My grandparents and great grandparents came here from Eastern Europe, bringing with them many culinary traditions. My parents were adventurous eaters, with my mother being an avid cook ... I first ate sushi when I was just six. Growing up my friends were mainly Korean, and my sister's best friend was Indian. Before I even knew how to toast bread I had a diverse palate and a strong want to discover new foods. Toss in a husband from the Balkans and what you get is a pantry that looks like an international market and a woman that can cook anything you throw at her ... as long as there is a recipe to follow.
My favorite things to cook
I love cooking ethnic foods and making everything from scratch including spice mixes. There is no specific ethnic cuisine that sends me over the moon more than another, but I am a sucker for soups. Russian, Bulgarian, Italian, French, Asian, Indo-Chinese, African ... it really doesn't matter. If I can slurp it with a spoon it gets my attention.

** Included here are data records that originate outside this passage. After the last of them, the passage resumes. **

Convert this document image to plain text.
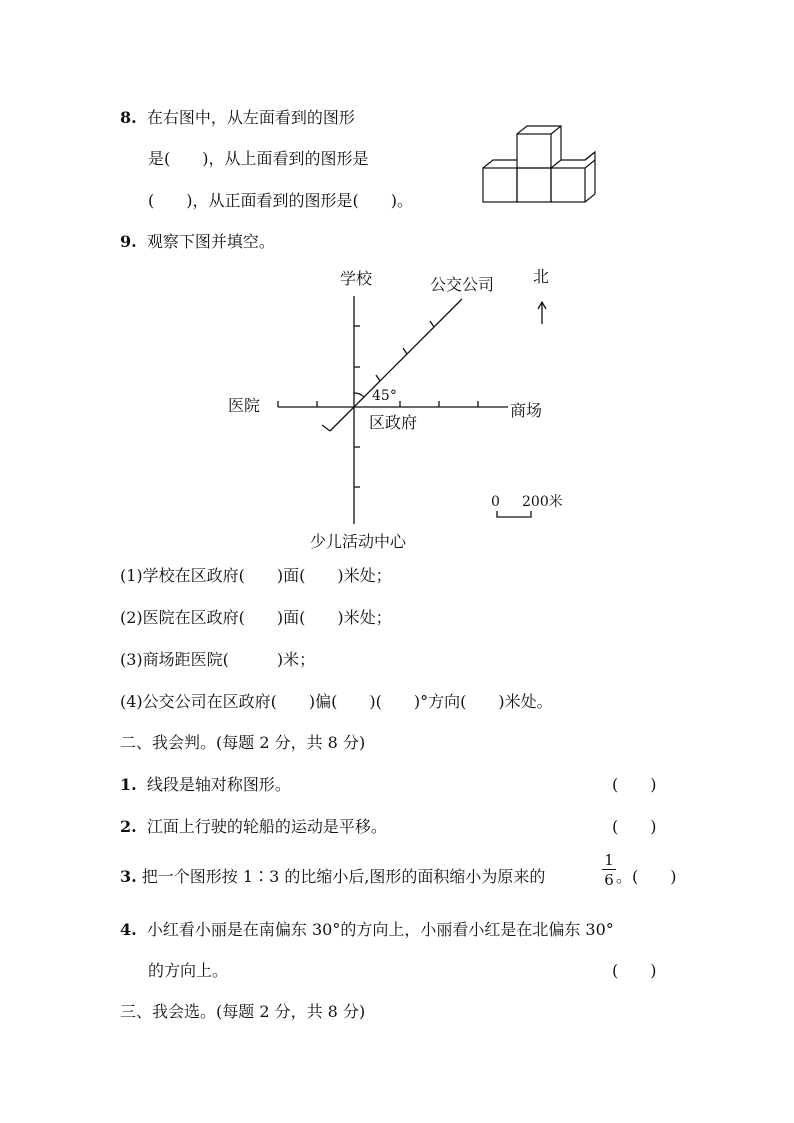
8. 在右图中，从左面看到的图形
是(　　)，从上面看到的图形是
(　　)，从正面看到的图形是(　　)。
9. 观察下图并填空。
学校	公交公司 北
医院	商场
45°
区政府
少儿活动中心
0 200米
(1)学校在区政府(　　)面(　　)米处；
(2)医院在区政府(　　)面(　　)米处；
(3)商场距医院(　　　)米；
(4)公交公司在区政府(　　)偏(　　)(　　)°方向(　　)米处。
二、我会判。(每题 2 分，共 8 分)
1. 线段是轴对称图形。	(　　)
2. 江面上行驶的轮船的运动是平移。	(　　)
3. 把一个图形按 1∶3 的比缩小后,图形的面积缩小为原来的
1
6 。(　　)
4. 小红看小丽是在南偏东 30°的方向上，小丽看小红是在北偏东 30°
的方向上。	(　　)
三、我会选。(每题 2 分，共 8 分)
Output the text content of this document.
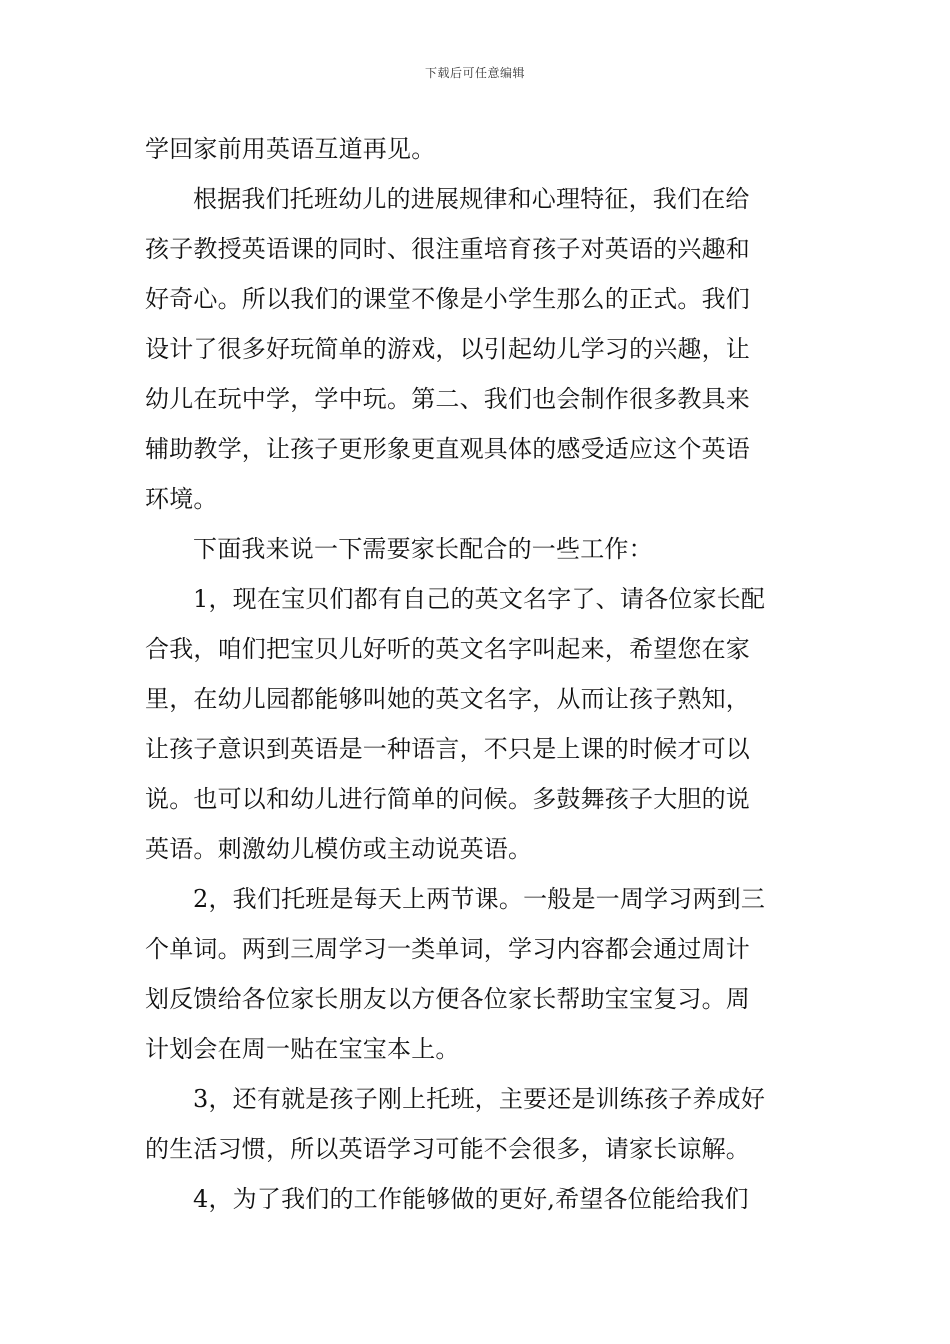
下载后可任意编辑
学回家前用英语互道再见。
根据我们托班幼儿的进展规律和心理特征，我们在给
孩子教授英语课的同时、很注重培育孩子对英语的兴趣和
好奇心。所以我们的课堂不像是小学生那么的正式。我们
设计了很多好玩简单的游戏，以引起幼儿学习的兴趣，让
幼儿在玩中学，学中玩。第二、我们也会制作很多教具来
辅助教学，让孩子更形象更直观具体的感受适应这个英语
环境。
下面我来说一下需要家长配合的一些工作：
1，现在宝贝们都有自己的英文名字了、请各位家长配
合我，咱们把宝贝儿好听的英文名字叫起来，希望您在家
里，在幼儿园都能够叫她的英文名字，从而让孩子熟知，
让孩子意识到英语是一种语言，不只是上课的时候才可以
说。也可以和幼儿进行简单的问候。多鼓舞孩子大胆的说
英语。刺激幼儿模仿或主动说英语。
2，我们托班是每天上两节课。一般是一周学习两到三
个单词。两到三周学习一类单词，学习内容都会通过周计
划反馈给各位家长朋友以方便各位家长帮助宝宝复习。周
计划会在周一贴在宝宝本上。
3，还有就是孩子刚上托班，主要还是训练孩子养成好
的生活习惯，所以英语学习可能不会很多，请家长谅解。
4，为了我们的工作能够做的更好,希望各位能给我们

My favorite family cooking traditions
Gefilte fish is an acquired taste. I grew up with it and love the dish dearly. One of my fondest memories is of my mother clamping the meat grinder onto the kitchen table and grinding up the fish she brought home from the butcher. When that happened I always knew that 24 hours later I would be eating homemade gefilte fish with horseradish.
My cooking triumphs
My mother is a fantastic cook. Some of my fondest memories growing up were of her winter soups and stews, specifically oxtail stew. So when I changed her recipe and added my own twist, it was a major triumph for my father to say, "Don't tell your mother, but this is better than her oxtail stew."
My cooking tragedies
Along with all of the cooking genetics passed down to me, somehow the baking gene got lost. Pie crusts escape me, dough never has the right feel and homemade pastas and pierogis are always just a little to thick and slightly chewy ... sigh, I push onward regardless.